As an example we will show you how the ansible credential could be defined to use the hashicorp vault.
The external vault credential
To be able to access the external vault we need a credential:
In controller_credentials.yml we need to add the following credential for hashicorp:
controller_credentials:
- name: Default_hashivault
description: HashiCorp Vault Secret Lookup example using token auth
organization: Default
credential_type: HashiCorp Vault Secret Lookup
inputs:
url: "{{ vault_url }}"
token: "{{ vault_token }}"
namespace: "{{ vault_namespace }}"
api_version: v1
default_auth_path: token
As you can see, we have a number of variables in this definition: These variables will be added by the pipeline, so we don't have these credentials in the definition.
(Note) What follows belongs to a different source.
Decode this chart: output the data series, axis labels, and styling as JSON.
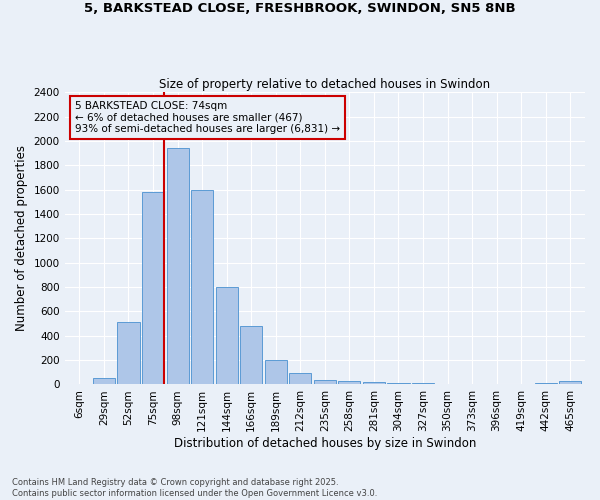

| Variable | Description |
|---|---|
| vault_url | The url of the vault server, including the port |
| vault_token | The token with permissions to read the vault secrets |
| vault_namespace | The namespace in the vault where the sectrets are defined |
In controller_credentials.yml we add the definition of the credential without inputs:
- name: ansible
description: This is a secure ansible credential using passwords on all options
credential_type: Machine
organization: Default
In the file controller_credential_input_sources.yml we add a source for every input field for each credential we want to pull from the secrets vault.
- source_credential: Default_hashivault
target_credential: ansible
input_field_name: ssh_key_data
description: Fill the ansible ssh_key from HashiCorp Vault
metadata:
secret_backend: kv
secret_path: data/ansible
auth_path: token
secret_key: ssh_private_key
- source_credential: Default_hashivault
target_credential: ansible
input_field_name: username
description: Fill the ansible username from HashiCorp Vault
metadata:
secret_backend: kv
secret_path: data/ansible
auth_path: token
secret_key: username
- source_credential: Default_hashivault
target_credential: ansible
input_field_name: become_method
description: Fill the ansible become method from HashiCorp Vault
metadata:
secret_backend: kv
secret_path: data/ansible
auth_path: token
secret_key: become_method
- source_credential: Default_hashivault
target_credential: ansible
input_field_name: become_password
description: Fill the ansible become password from HashiCorp Vault
metadata:
secret_backend: kv
secret_path: data/ansible
auth_path: token
secret_key: become_password
- source_credential: Default_hashivault
target_credential: ansible
input_field_name: ssh_key_unlock
description: Fill the ansible key passphrase from HashiCorp Vault
metadata:
secret_backend: kv
secret_path: data/ansible
auth_path: token
secret_key: passphrase
For each input field in the credential you want pulled for the secrets vault there needs to be a definition. Fields that are not used, won't need to be defined.
Each input definition consists of the following:
| Key | Description |
|---|---|
| source_credential | The name of the credential that gives access to the external secrets vault. |
| target_credential | The name of the credential to write the field to |
| input_field_name | The name of the input field to fill in |
| description | A free format text decription for this input field |
| metadata | The dictionary holding the secret path to read |
| secret_backend | What engine was used to create the secret in hashicorp vault |
| secret_path | The path in the secret store to the secret ( includes the secret name ) |
| auth_path | The authentication method to use for the vault, if you defined token as default, this can be omitted |
| secret_key | what key to retrieve from the secret in the secret vault |
This file will become huge with many credentials in the external store, but is essential for security.
SSH certificates
Even better is to have automation platform use certificate based SSH logins, this requires a signed certificate to login to a server.
By keeping the certificate lifetime a short as possible, security is made simple, no keys scattered all around. Enabled users can
just have their ssh key signed and are able to login, with restrictions applied, if needed.